Den Roman „Am Ende des Alphabets“ von Fleur Beale hatte mir netterweise Tine geliehen, nachdem sie mir mit ihrer Rezension solche Lust auf das Buch gemacht hatte. Die Geschichte handelt von der vierzehnjährigen Ruby, die die „Dumme“ in ihrer Familie ist und deshalb ständig hinter ihrem intelligenten Bruder Max zurückstecken muss. Dabei ist die Situation in Rubys Familie eigentlich gar nicht so ungewöhnlich: Sie ist die Älteste von insgesamt vier Geschwistern, und da ihr Stiefvater den ganzen Tag als LKW-Fahrer unterwegs ist und ihre Mutter als Putzfrau im Krankenhaus des Nachbarortes arbeitet, muss sie viele Aufgaben im Haushalt übernehmen.

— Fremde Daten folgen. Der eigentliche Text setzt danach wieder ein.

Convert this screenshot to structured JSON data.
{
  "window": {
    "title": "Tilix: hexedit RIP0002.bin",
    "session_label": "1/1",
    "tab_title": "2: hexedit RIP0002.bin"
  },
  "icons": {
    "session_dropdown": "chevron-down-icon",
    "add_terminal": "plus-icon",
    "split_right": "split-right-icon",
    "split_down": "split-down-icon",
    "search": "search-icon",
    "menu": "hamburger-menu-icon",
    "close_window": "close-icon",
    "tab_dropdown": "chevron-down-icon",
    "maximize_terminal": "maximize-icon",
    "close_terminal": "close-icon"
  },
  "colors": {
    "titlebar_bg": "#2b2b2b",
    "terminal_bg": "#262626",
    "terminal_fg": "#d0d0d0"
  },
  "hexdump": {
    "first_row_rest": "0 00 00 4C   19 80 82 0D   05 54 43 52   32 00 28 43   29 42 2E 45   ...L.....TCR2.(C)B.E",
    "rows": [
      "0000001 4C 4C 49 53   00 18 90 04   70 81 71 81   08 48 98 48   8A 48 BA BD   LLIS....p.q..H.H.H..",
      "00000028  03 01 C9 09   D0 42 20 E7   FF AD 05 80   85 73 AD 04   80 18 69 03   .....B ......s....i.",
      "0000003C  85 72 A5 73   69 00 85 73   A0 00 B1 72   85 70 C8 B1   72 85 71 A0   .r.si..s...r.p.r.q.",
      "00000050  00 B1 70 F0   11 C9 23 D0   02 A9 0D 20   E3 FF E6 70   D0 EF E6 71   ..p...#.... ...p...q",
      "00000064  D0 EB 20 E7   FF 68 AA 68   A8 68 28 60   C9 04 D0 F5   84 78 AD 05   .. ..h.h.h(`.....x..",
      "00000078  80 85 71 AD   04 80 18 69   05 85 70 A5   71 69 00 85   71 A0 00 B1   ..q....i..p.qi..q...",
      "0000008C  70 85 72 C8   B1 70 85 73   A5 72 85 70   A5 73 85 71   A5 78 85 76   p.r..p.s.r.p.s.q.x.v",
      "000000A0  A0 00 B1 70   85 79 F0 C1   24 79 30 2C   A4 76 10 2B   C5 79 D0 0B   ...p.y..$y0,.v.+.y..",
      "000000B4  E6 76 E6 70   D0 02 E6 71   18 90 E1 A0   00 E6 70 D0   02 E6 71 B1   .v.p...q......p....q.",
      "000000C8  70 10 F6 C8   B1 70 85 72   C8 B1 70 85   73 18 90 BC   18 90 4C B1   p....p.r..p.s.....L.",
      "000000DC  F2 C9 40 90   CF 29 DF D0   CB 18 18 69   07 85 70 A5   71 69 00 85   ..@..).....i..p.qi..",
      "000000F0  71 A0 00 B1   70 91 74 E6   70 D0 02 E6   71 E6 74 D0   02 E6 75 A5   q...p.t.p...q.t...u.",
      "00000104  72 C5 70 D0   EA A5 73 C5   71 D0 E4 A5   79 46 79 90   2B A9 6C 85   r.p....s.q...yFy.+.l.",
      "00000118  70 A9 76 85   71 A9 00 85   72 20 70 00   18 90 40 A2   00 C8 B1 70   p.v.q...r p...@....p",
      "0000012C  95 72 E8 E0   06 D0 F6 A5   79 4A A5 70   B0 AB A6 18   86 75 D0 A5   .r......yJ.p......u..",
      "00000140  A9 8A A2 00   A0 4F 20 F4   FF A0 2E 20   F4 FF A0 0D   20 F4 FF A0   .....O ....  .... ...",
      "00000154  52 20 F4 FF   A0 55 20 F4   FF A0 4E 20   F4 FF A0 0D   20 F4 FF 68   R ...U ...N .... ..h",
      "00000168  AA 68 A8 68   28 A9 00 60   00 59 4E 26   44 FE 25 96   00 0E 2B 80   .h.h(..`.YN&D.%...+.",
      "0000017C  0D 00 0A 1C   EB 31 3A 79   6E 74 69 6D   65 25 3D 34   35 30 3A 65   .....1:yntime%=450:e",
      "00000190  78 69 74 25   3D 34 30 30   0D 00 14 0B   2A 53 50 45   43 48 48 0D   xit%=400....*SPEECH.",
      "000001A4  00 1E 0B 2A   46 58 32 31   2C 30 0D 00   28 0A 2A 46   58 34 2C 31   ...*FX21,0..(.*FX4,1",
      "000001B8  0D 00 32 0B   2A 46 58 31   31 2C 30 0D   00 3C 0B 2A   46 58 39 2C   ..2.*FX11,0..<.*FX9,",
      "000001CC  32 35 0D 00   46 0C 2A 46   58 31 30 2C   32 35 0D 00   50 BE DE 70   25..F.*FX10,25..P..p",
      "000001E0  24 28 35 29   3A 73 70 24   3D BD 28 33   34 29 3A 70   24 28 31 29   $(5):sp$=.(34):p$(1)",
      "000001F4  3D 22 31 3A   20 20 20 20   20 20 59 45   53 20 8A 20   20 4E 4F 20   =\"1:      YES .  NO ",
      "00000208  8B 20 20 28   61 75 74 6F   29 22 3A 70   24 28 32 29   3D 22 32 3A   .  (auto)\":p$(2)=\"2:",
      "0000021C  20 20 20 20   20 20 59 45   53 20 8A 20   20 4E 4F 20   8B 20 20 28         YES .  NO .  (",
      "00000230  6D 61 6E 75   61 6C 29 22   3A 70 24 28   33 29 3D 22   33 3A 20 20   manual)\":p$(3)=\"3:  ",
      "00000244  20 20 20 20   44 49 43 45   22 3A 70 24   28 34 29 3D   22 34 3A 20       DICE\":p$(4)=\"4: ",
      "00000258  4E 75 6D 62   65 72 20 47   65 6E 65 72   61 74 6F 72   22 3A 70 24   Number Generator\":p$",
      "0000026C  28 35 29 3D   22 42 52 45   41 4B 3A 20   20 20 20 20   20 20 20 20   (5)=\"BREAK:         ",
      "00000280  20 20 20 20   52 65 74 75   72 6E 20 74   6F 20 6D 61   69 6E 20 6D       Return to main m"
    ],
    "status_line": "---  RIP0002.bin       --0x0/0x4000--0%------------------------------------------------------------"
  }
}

Schlimm wird es, wenn man sieht, dass ihr gerade mal elf Monate jüngerer Bruder Max sich jeglicher Verantwortung entzieht – und damit auch noch durchkommt. Denn während Ruby weder lesen noch schreiben kann, ist Max ein überaus guter Schüler, der regelmäßig Auszeichnungen bekommt. So nimmt die ganze Familie Rücksicht auf die Befindlichkeiten von Max, damit sich der Junge ganz auf das Lernen konzentrieren und hoffentlich in einigen Jahren die Universität besuchen kann. Auf Ruby hingegen wartet gerade mal eine Zukunft als Putzfrau, dessen ist sich vor allem ihre Mutter sehr sicher.
Erst als Rubys beste Freundin Tia droht, dass sie nie wieder mit ihr reden würde, wenn sie weiterhin den Fußabtreter für die gesamte Familie spielt, fängt das Mädchen an, über seine Situation nachzudenken. Nach und nach entwickelt Ruby Rückgrat und findet heraus, was sie eigentlich will und was sie sich für ihre Zukunft vorstellen kann. Ich bin mal so frei und spoilere an dieser Stelle: Putzfrau möchte sie nicht werden. 😉 Und je mehr Ruby sich für die Sachen einsetzt, die ihr wichtig sind, desto mehr entdeckt sie auch, dass sie nicht dumm ist. Sie kann nicht lesen und schreiben und das macht ihr Leben häufig ganz schön schwer, aber sie ist nicht dumm. Doch während sie langsam zu dieser Erkenntnis kommt, scheint ihre Familie nicht zu begreifen, dass auch Ruby einen Wert hat, der über ihre Fähigkeiten als Haushaltshilfe und Babysitterin hinausgeht. Zum Glück hat Ruby gute Freunde, die sie unterstützen, und sie lernt im Laufe der Geschichte noch weitere Personen kennen, die für sie da sind.
Mit gut 200 Seite ist „Am Ende des Alphabets“ nicht gerade umfangreich und hat sich gut an einem Nachmittag lesen lassen. Ich habe Ruby sehr schnell ins Herz geschlossen und mich über ihr wachsendes Selbstbewusstsein und ihr neu entwickeltes Rückgrat sehr gefreut. Häufig steht sie vor der Wahl, den einfacheren Weg zu gehen, einfach wieder in ihre alte Rolle als Stütze ihrer Familie zu verfallen und sich mit einem kleinen Sieg zufriedenzugeben. Aber nachdem sie erst einmal angefangen hat, sich mit ihrer Situation auseinanderzusetzen und nachdem sie die Mechanismen in ihrer Familie durchschaut hat, findet sie immer wieder die Kraft, für sich einzustehen – und das nicht nur im privaten Umfeld. Dabei konnte ich auch Rubys Familie verstehen (wenn auch nicht immer ausstehen), und das rechne ich Fleur Beale wirklich an.
Ich fand es auch angenehm, dass Ruby zwar ein wirklich nettes (und häufig viel zu gutmütiges) Mädchen war, aber dabei nicht zu lieb dargestellt wurde. Ruby hat auch ihre boshaften Seiten (die bei mir gerade im Umgang mit dem Ladenbesitzer zum regelmäßigen Schmunzeln geführt haben), und wenn sie wütend ist, dann haut sie auch schon mal Sätze raus, von denen sie genau weiß, dass sie wehtun. Am Ende hat Ruby sehr viel für sich erreicht, und das fand ich wirklich schön und wohltuend, dabei macht es sich Fleur Beale aber nicht zu einfach und zeigt auch immer wieder, dass das Leben auch in Zukunft für Ruby eine Menge Herausforderungen bereithalten wird, die es für Menschen, die keine Lese-Rechtschreibschwäche haben, nicht gibt.